Forward Stepwise Selection Algorithm

  1. Let $M_{0}$ denote the null model, i.e., the model with no predictors

  2. For $k = 0, 1, \ldots, p - 1$

    1. Consider all $p - k$ models formed by adding a single predictor to the model $M_{k}$

    2. Select the best model $M_{k+1}$ among the $p - k$ models on the basis of the error metric

  3. From the models $M_{0}, M_{1}, \ldots, M_{p}$, select the one with the lowest cross validation error on the evaluation choosing the appropriate error metric

This approach effectively has reduced the search space from $2^{p}$ to $1 + p(p+1)/2$. Although, now it is not guaranteed that the model selected will be the best one among $2^{p}$.

Note that in linear regression, the forward stepwise method will start with first adding the intercept, and then the independent variables one by one.

Backward Stepwise Selection

This approach is the opposite of forward stepwise selection.
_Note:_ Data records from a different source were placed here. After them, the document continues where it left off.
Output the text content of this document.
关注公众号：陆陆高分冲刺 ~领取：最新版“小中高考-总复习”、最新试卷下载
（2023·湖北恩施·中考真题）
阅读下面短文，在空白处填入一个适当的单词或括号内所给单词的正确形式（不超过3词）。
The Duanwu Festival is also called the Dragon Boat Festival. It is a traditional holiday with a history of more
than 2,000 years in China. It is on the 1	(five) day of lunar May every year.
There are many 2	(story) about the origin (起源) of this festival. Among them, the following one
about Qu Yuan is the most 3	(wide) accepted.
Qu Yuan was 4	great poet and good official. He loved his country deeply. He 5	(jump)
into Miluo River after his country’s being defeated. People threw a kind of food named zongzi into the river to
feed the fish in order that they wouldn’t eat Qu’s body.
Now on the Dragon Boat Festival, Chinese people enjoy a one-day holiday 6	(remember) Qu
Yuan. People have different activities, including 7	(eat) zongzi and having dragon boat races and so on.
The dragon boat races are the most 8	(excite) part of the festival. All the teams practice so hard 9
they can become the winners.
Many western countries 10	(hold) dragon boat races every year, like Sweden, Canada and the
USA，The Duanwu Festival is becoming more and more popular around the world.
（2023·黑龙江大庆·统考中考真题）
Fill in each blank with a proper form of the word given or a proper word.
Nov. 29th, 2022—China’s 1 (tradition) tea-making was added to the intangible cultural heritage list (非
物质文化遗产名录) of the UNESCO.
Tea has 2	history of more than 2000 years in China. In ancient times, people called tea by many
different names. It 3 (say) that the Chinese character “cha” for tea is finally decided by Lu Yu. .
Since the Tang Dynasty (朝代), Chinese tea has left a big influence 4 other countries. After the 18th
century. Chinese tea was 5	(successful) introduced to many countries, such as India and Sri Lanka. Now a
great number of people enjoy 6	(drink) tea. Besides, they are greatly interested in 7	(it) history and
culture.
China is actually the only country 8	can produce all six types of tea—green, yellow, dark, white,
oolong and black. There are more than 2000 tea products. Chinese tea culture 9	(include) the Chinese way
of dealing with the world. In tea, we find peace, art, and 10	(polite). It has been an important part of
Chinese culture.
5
We recursively reduce the number of variables in our model.

  1. Let $M_{p}$ denote the complete model, i.e., the model with all p predictors

  2. For $k = p, p-1, \ldots, 1$

    1. Consider all $k-1$ models that keep all but one predictors in the current model $M_{k}$

    2. Among these, select the best model $M_{k-1}$ with the lowest error

  3. From the models $M_{0}, M_{1}, \ldots, M_{p}$, select the one with the lowest cross validation error on the evaluation choosing the appropriate error metric

The number of models explored is same as the forward stepwise method.

A hybrid approach is usually selected where we start with the usual forward selection method, but while adding variables, we do not add a variable if it does not give significant improvement. Another approach can be to remove redundant variables using p-test at every step of forward selection.